El texto que se leerá a continuación es la traducción de las páginas finales del libro Il Romanzo del Vino, de Roberto Cipresso (con Giovanni Negri y Stefano Milioni), enólogo, viticultor y vinicultor de renombre internacional. Con solo mencionar su nombre en Google es suficiente para obtener abundante información al respecto, incluida su participación en Bueno Wines do Brasil. BVReppucci insertó este texto en el libro O Tempo e o Vinho, que coeditó en 2011 con SENAI-SP-Editora.
Vino vivo
No sé si con estas páginas conseguí explicar por qué. Pero un día, bebiendo vino, lloré. Era el invierno de 1999: con dos amigos sentados en un bistró de París; no estaba melancólico, ni estaba particularmente conmovido. Hablamos de vino y vida, entre los estantes de madera oscura que servían de paredes al cuartito, y tratábamos de defendernos de la corriente de aire frío que se infiltraba por la puerta. Pedimos una botella, que nos fue traída y abierta.
Me tocó a mí sentir el aroma, probar, auscultar ese vino. Era del año 1900, un Léoville Poyferré, con botella gruesa y etiqueta deshecha. A la nariz, ese vino sabía a musgo, lirio del valle, vegetación forestal. Intenté sentir mejor el aroma. Entonces noté hojas maceradas; enseguida vinieron los hongos y por fin las trufas. El primer sorbo me aturdió por un instante. Era un vino persistente, que dejaba en el paladar una huella imborrable, una nota mineral profunda, profundísima, sumergida quizás en las profundidades de la tierra y la historia. Luego, de improviso, salpican notas balsámicas de menta, cargadas de frescor, que volvían a la nariz a través del paladar. No fue una sensación olfativa, sino una sensación de sabor.
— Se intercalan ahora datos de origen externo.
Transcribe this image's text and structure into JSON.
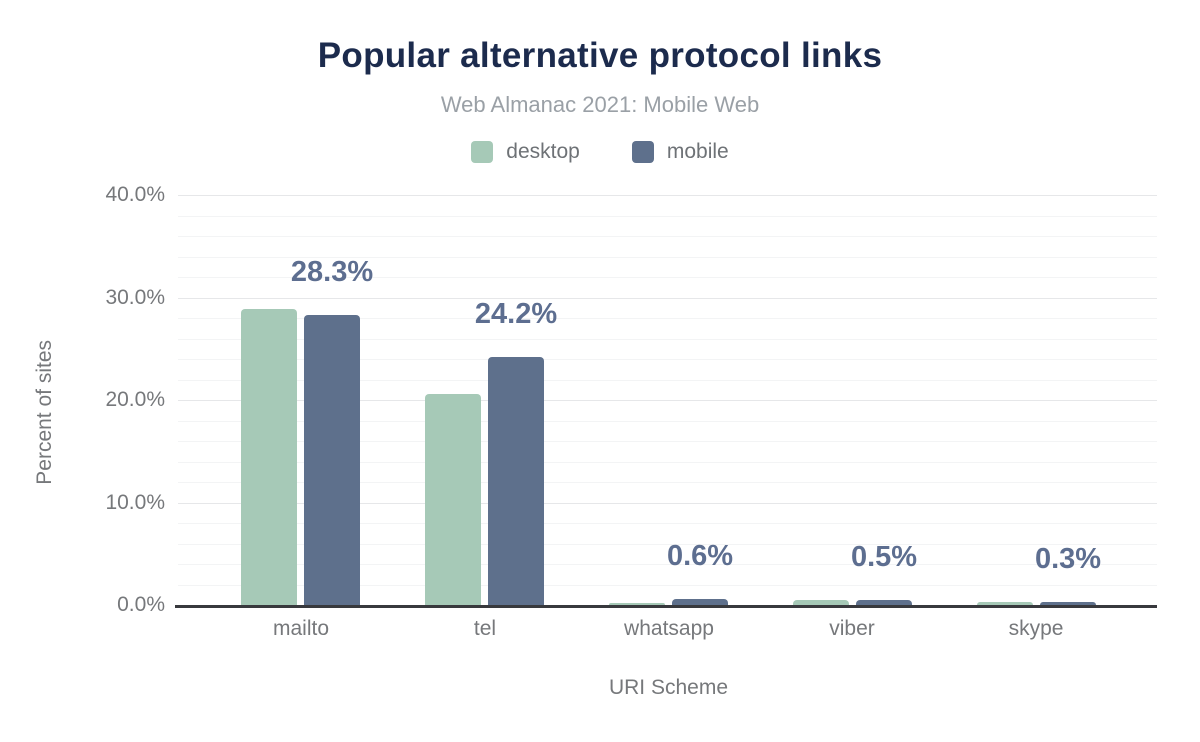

Yo sentía el perfume de la menta. Yo sentía el perfume de la menta expandirse en la garganta y subir de nuevo a la nariz. Perdí el habla.
¿La menta? Eran notas frescas, tan frescas que solo los vinos demasiado jóvenes pueden contener. Finalmente entendí. Mucho más viejo que yo, ese vino había sobrevivido a generaciones enteras. Ese vino estaba vivo, se movía, hablaba. Ese vino me recordó que, a diferencia de cualquier otra cosa, nobilísimo, fragmento de una época, el vino, todo vino, está vivo. Vive en el tonel, vive en la botella, vive de mil formas. Pero está vivo y quiere volver a contar su historia. Incluso después de su generación.
En un instante, creí vislumbrar en la distancia un viñedo, niebla y pies descalzos, manos y cantimplora, un caballo entre las viñas. Eran sonidos e imágenes de principios de siglo: las damas con sus sombrillas y sus encajes, los gritos de los niños jugando con el arco, las amas de llaves atareadas por la noche. Luego vi trincheras donde los hombres se arrastraban en medio del horror, bombas que estallaban en miles de astillas, campos devastados y campesinos que ya no existían, quizás ni siquiera en la memoria de sus nietos hoy. Me estremecí.
Ese vino era lo único vivo. Todo lo que había estado a su alrededor, desde el racimo hasta la cantimplora, desde los campesinos hasta las casas de los señores que lo habían poseído, desde los cuidados de las madres hasta las pesadillas de los soldados, todo había sucedido pero ya no existía más. Ese vino fue el único superviviente y, después de casi un siglo, hablaba.
Ese vino era el único y solitario testimonio de sí mismo. Yo lo bebía, y él contaba.